|Institution:||Delft University of Technology|
|Keywords:||driving behaviour; work zone; unmanned helicopter; vehicle detection; vehicle tracking|
|Full text PDF:||http://resolver.tudelft.nl/uuid:9cf91ce4-c367-48f4-b612-7f5cbf5e70be|
Problem definition and objective. The performance of work zones with specific layouts cannot be accurately determined, because changes in individual driving behaviour at work zones are unknown. Therefore, the research objective is: “Gain insight into possible adaptation effects related to the layout of work zones, in empirical individual driving behaviour and subsequent in macroscopic effects, by presenting the applied method”. Unmanned helicopter and observed layouts.

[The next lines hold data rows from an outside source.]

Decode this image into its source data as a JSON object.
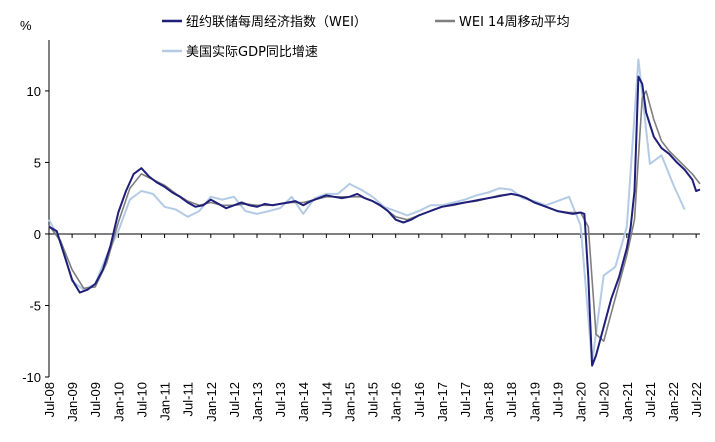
{
  "chart_data": {
    "type": "line",
    "y_unit_label": "%",
    "ylim": [
      -10,
      13
    ],
    "y_ticks": [
      10,
      5,
      0,
      -5,
      -10
    ],
    "x_range": [
      "2008-07",
      "2022-08"
    ],
    "x_ticks": [
      "Jul-08",
      "Jan-09",
      "Jul-09",
      "Jan-10",
      "Jul-10",
      "Jan-11",
      "Jul-11",
      "Jan-12",
      "Jul-12",
      "Jan-13",
      "Jul-13",
      "Jan-14",
      "Jul-14",
      "Jan-15",
      "Jul-15",
      "Jan-16",
      "Jul-16",
      "Jan-17",
      "Jul-17",
      "Jan-18",
      "Jul-18",
      "Jan-19",
      "Jul-19",
      "Jan-20",
      "Jul-20",
      "Jan-21",
      "Jul-21",
      "Jan-22",
      "Jul-22"
    ],
    "grid": false,
    "legend_position": "top",
    "series": [
      {
        "name": "纽约联储每周经济指数（WEI）",
        "color": "#1f1f7a",
        "points": [
          [
            "2008-07",
            0.5
          ],
          [
            "2008-09",
            0.2
          ],
          [
            "2008-11",
            -1.5
          ],
          [
            "2009-01",
            -3.2
          ],
          [
            "2009-03",
            -4.1
          ],
          [
            "2009-05",
            -3.9
          ],
          [
            "2009-07",
            -3.5
          ],
          [
            "2009-09",
            -2.5
          ],
          [
            "2009-11",
            -0.8
          ],
          [
            "2010-01",
            1.5
          ],
          [
            "2010-03",
            3.0
          ],
          [
            "2010-05",
            4.2
          ],
          [
            "2010-07",
            4.6
          ],
          [
            "2010-09",
            4.0
          ],
          [
            "2010-11",
            3.6
          ],
          [
            "2011-01",
            3.3
          ],
          [
            "2011-03",
            2.9
          ],
          [
            "2011-05",
            2.6
          ],
          [
            "2011-07",
            2.2
          ],
          [
            "2011-09",
            1.9
          ],
          [
            "2011-11",
            2.0
          ],
          [
            "2012-01",
            2.4
          ],
          [
            "2012-03",
            2.1
          ],
          [
            "2012-05",
            1.8
          ],
          [
            "2012-07",
            2.0
          ],
          [
            "2012-09",
            2.2
          ],
          [
            "2012-11",
            2.0
          ],
          [
            "2013-01",
            1.9
          ],
          [
            "2013-03",
            2.1
          ],
          [
            "2013-05",
            2.0
          ],
          [
            "2013-07",
            2.1
          ],
          [
            "2013-09",
            2.2
          ],
          [
            "2013-11",
            2.3
          ],
          [
            "2014-01",
            2.0
          ],
          [
            "2014-03",
            2.3
          ],
          [
            "2014-05",
            2.5
          ],
          [
            "2014-07",
            2.7
          ],
          [
            "2014-09",
            2.6
          ],
          [
            "2014-11",
            2.5
          ],
          [
            "2015-01",
            2.6
          ],
          [
            "2015-03",
            2.8
          ],
          [
            "2015-05",
            2.5
          ],
          [
            "2015-07",
            2.3
          ],
          [
            "2015-09",
            2.0
          ],
          [
            "2015-11",
            1.6
          ],
          [
            "2016-01",
            1.0
          ],
          [
            "2016-03",
            0.8
          ],
          [
            "2016-05",
            1.0
          ],
          [
            "2016-07",
            1.3
          ],
          [
            "2016-09",
            1.5
          ],
          [
            "2016-11",
            1.7
          ],
          [
            "2017-01",
            1.9
          ],
          [
            "2017-03",
            2.0
          ],
          [
            "2017-05",
            2.1
          ],
          [
            "2017-07",
            2.2
          ],
          [
            "2017-09",
            2.3
          ],
          [
            "2017-11",
            2.4
          ],
          [
            "2018-01",
            2.5
          ],
          [
            "2018-03",
            2.6
          ],
          [
            "2018-05",
            2.7
          ],
          [
            "2018-07",
            2.8
          ],
          [
            "2018-09",
            2.7
          ],
          [
            "2018-11",
            2.5
          ],
          [
            "2019-01",
            2.2
          ],
          [
            "2019-03",
            2.0
          ],
          [
            "2019-05",
            1.8
          ],
          [
            "2019-07",
            1.6
          ],
          [
            "2019-09",
            1.5
          ],
          [
            "2019-11",
            1.4
          ],
          [
            "2020-01",
            1.5
          ],
          [
            "2020-02",
            1.4
          ],
          [
            "2020-03",
            -3.0
          ],
          [
            "2020-04",
            -9.2
          ],
          [
            "2020-05",
            -8.5
          ],
          [
            "2020-07",
            -6.5
          ],
          [
            "2020-09",
            -4.5
          ],
          [
            "2020-11",
            -3.0
          ],
          [
            "2021-01",
            -1.0
          ],
          [
            "2021-02",
            0.5
          ],
          [
            "2021-03",
            3.0
          ],
          [
            "2021-04",
            11.0
          ],
          [
            "2021-05",
            10.5
          ],
          [
            "2021-06",
            8.5
          ],
          [
            "2021-08",
            6.8
          ],
          [
            "2021-10",
            6.0
          ],
          [
            "2021-12",
            5.6
          ],
          [
            "2022-02",
            5.0
          ],
          [
            "2022-04",
            4.5
          ],
          [
            "2022-06",
            3.8
          ],
          [
            "2022-07",
            3.0
          ],
          [
            "2022-08",
            3.1
          ]
        ]
      },
      {
        "name": "WEI 14周移动平均",
        "color": "#7f7f7f",
        "points": [
          [
            "2008-07",
            0.6
          ],
          [
            "2008-10",
            -0.5
          ],
          [
            "2009-01",
            -2.5
          ],
          [
            "2009-04",
            -3.8
          ],
          [
            "2009-07",
            -3.7
          ],
          [
            "2009-10",
            -2.0
          ],
          [
            "2010-01",
            0.8
          ],
          [
            "2010-04",
            3.2
          ],
          [
            "2010-07",
            4.2
          ],
          [
            "2010-10",
            3.8
          ],
          [
            "2011-01",
            3.4
          ],
          [
            "2011-04",
            2.8
          ],
          [
            "2011-07",
            2.3
          ],
          [
            "2011-10",
            2.0
          ],
          [
            "2012-01",
            2.2
          ],
          [
            "2012-04",
            2.0
          ],
          [
            "2012-07",
            2.0
          ],
          [
            "2012-10",
            2.1
          ],
          [
            "2013-01",
            2.0
          ],
          [
            "2013-04",
            2.0
          ],
          [
            "2013-07",
            2.1
          ],
          [
            "2013-10",
            2.2
          ],
          [
            "2014-01",
            2.2
          ],
          [
            "2014-04",
            2.4
          ],
          [
            "2014-07",
            2.6
          ],
          [
            "2014-10",
            2.6
          ],
          [
            "2015-01",
            2.6
          ],
          [
            "2015-04",
            2.6
          ],
          [
            "2015-07",
            2.3
          ],
          [
            "2015-10",
            1.8
          ],
          [
            "2016-01",
            1.2
          ],
          [
            "2016-04",
            1.0
          ],
          [
            "2016-07",
            1.3
          ],
          [
            "2016-10",
            1.6
          ],
          [
            "2017-01",
            1.9
          ],
          [
            "2017-04",
            2.0
          ],
          [
            "2017-07",
            2.2
          ],
          [
            "2017-10",
            2.3
          ],
          [
            "2018-01",
            2.5
          ],
          [
            "2018-04",
            2.7
          ],
          [
            "2018-07",
            2.8
          ],
          [
            "2018-10",
            2.6
          ],
          [
            "2019-01",
            2.2
          ],
          [
            "2019-04",
            1.9
          ],
          [
            "2019-07",
            1.6
          ],
          [
            "2019-10",
            1.5
          ],
          [
            "2020-01",
            1.5
          ],
          [
            "2020-03",
            0.5
          ],
          [
            "2020-05",
            -7.0
          ],
          [
            "2020-07",
            -7.5
          ],
          [
            "2020-09",
            -5.5
          ],
          [
            "2020-11",
            -3.5
          ],
          [
            "2021-01",
            -1.5
          ],
          [
            "2021-03",
            1.0
          ],
          [
            "2021-05",
            9.5
          ],
          [
            "2021-06",
            10.0
          ],
          [
            "2021-08",
            8.0
          ],
          [
            "2021-10",
            6.5
          ],
          [
            "2021-12",
            5.8
          ],
          [
            "2022-03",
            5.0
          ],
          [
            "2022-06",
            4.2
          ],
          [
            "2022-08",
            3.5
          ]
        ]
      },
      {
        "name": "美国实际GDP同比增速",
        "color": "#b4cbe6",
        "points": [
          [
            "2008-07",
            1.0
          ],
          [
            "2008-10",
            -0.5
          ],
          [
            "2009-01",
            -3.3
          ],
          [
            "2009-04",
            -3.9
          ],
          [
            "2009-07",
            -3.5
          ],
          [
            "2009-10",
            -1.5
          ],
          [
            "2010-01",
            0.2
          ],
          [
            "2010-04",
            2.4
          ],
          [
            "2010-07",
            3.0
          ],
          [
            "2010-10",
            2.8
          ],
          [
            "2011-01",
            1.9
          ],
          [
            "2011-04",
            1.7
          ],
          [
            "2011-07",
            1.2
          ],
          [
            "2011-10",
            1.6
          ],
          [
            "2012-01",
            2.6
          ],
          [
            "2012-04",
            2.4
          ],
          [
            "2012-07",
            2.6
          ],
          [
            "2012-10",
            1.6
          ],
          [
            "2013-01",
            1.4
          ],
          [
            "2013-04",
            1.6
          ],
          [
            "2013-07",
            1.8
          ],
          [
            "2013-10",
            2.6
          ],
          [
            "2014-01",
            1.4
          ],
          [
            "2014-04",
            2.5
          ],
          [
            "2014-07",
            2.8
          ],
          [
            "2014-10",
            2.8
          ],
          [
            "2015-01",
            3.5
          ],
          [
            "2015-04",
            3.1
          ],
          [
            "2015-07",
            2.6
          ],
          [
            "2015-10",
            1.9
          ],
          [
            "2016-01",
            1.6
          ],
          [
            "2016-04",
            1.3
          ],
          [
            "2016-07",
            1.6
          ],
          [
            "2016-10",
            2.0
          ],
          [
            "2017-01",
            2.0
          ],
          [
            "2017-04",
            2.2
          ],
          [
            "2017-07",
            2.4
          ],
          [
            "2017-10",
            2.7
          ],
          [
            "2018-01",
            2.9
          ],
          [
            "2018-04",
            3.2
          ],
          [
            "2018-07",
            3.1
          ],
          [
            "2018-10",
            2.5
          ],
          [
            "2019-01",
            2.3
          ],
          [
            "2019-04",
            2.0
          ],
          [
            "2019-07",
            2.3
          ],
          [
            "2019-10",
            2.6
          ],
          [
            "2020-01",
            0.6
          ],
          [
            "2020-04",
            -9.0
          ],
          [
            "2020-07",
            -2.9
          ],
          [
            "2020-10",
            -2.3
          ],
          [
            "2021-01",
            0.5
          ],
          [
            "2021-04",
            12.2
          ],
          [
            "2021-07",
            4.9
          ],
          [
            "2021-10",
            5.5
          ],
          [
            "2022-01",
            3.5
          ],
          [
            "2022-04",
            1.7
          ]
        ]
      }
    ]
  }
}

Empirical individual driver data have been collected using an innovative method: the unmanned helicopter instead of a manned helicopter (to reduce costs and collect more data). The three observed configurations vary in lane widths, channelizing devices, and presence of reverse curves. Data processing. To analyse individual driving behaviour, vehicle movements have to be extracted from stabilized frames, but difficulties appeared by stabilizing imagery and detecting and tracking vehicles. Therefore, new methods are introduced to detect vehicles: • ‘Edge detection’; • A program identifying mouse clicks locations; Also a method is implemented for tracking vehicles: • A shortest-path algorithm: the Dijkstra algorithm. Data analysis and results. For each configuration, empirical variables, e.g. time headway distributions, and the speed - following distance relationship are analysed and compared with consistent results: Driving speeds at corresponding following distances decrease by applying a work zone (and even more when also applying a reverse curve). Macroscopic effects are analysed by performing simulations, using a calibrated car-following model (the extended IDM) with individually -on their definition- estimated model parameters: • Smaller lane widths and a barrier as channelizing device reduced capacity with 1.5%; • When also applying a reverse curve, the reduction was even 6.2%.